The use of the pseudolimited entry technique essentially has eliminated sand-outs, poor treatment coverage and other problems associated with other fracturing techniques. As of March, 1966, the absolute open flow potentials (AOFP) of the nine wells completed by this method averaged over 4,000 Mcf/D or 78 percent above those AOFP's of conventionally treated offset wells. Constantrate pressure drawdown testing' also has supported the results attained.
The results and continued use of this technique have proved it to be an effective method for stimulating the Dakota pays of Northwest New Mexico.
Fracturing multiple pays with conventional techniques (densely perforated zones, treatment control through the use of bridge plugs or ball sealers) can result in expensive or marginal completions. Fracturing the Dakota formation in the San Juan basin with conventional methods offers few exceptions to this.
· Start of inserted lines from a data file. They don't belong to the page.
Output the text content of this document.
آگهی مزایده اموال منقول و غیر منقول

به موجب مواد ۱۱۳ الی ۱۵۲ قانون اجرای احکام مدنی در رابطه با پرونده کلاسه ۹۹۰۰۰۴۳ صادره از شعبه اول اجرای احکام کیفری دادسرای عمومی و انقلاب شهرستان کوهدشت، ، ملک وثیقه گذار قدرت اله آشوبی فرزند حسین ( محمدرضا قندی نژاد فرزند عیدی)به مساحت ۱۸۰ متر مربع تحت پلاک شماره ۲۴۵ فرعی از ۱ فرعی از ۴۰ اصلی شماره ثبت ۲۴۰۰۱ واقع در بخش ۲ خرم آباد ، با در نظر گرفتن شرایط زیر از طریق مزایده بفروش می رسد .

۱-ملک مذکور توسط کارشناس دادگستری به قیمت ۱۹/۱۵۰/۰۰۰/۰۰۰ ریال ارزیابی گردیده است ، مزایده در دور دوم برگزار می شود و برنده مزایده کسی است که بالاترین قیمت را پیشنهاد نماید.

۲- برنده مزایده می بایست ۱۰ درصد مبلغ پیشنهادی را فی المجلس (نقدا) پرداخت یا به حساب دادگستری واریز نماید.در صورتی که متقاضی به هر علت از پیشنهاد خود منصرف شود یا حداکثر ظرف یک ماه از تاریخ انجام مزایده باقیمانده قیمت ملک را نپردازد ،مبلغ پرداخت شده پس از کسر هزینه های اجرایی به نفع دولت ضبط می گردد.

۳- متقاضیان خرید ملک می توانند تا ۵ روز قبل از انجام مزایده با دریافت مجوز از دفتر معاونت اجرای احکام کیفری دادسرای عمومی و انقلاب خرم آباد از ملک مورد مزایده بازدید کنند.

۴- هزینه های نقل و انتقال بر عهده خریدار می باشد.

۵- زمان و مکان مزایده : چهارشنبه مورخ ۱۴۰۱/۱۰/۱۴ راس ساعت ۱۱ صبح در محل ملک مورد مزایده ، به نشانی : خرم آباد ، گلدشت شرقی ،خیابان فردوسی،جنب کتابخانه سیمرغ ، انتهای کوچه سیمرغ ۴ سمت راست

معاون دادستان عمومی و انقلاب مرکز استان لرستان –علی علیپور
The Dakota formation in the San Juan basin is approximately 200 to 300 ft thick. As shown by Fig. 1, it often is composed of multiple, hard, low-porosity, gas- bearing sands separated by shale. At a given location, the lower Dakota usually is composed of a series of sands of approximately equal fracturing pressures. These pressures often vary markedly between locations. The middle and upper Dakota sands are less numerous. They have approximately equal fracturing pressures significantly different from those of the lower sands; those of the middle and upper sands also can vary over a short distance. Fracturing pressures of all the Dakota sands are difficult to predict quantitatively.
The Dakota frequently is sand-water fractured with conventional multistage treatments, employing bridge plugs or ball sealers for treatment control and diversion. Normally, the amount of propping agent used is between 50,000 and 100,000 lb of sand. Treating rates usually are between 35 and 50 bbl/minute. In many cases individual sands will be perforated with so many holes that the treatment will be accepted into the sand that has the lowest fracturing pressure.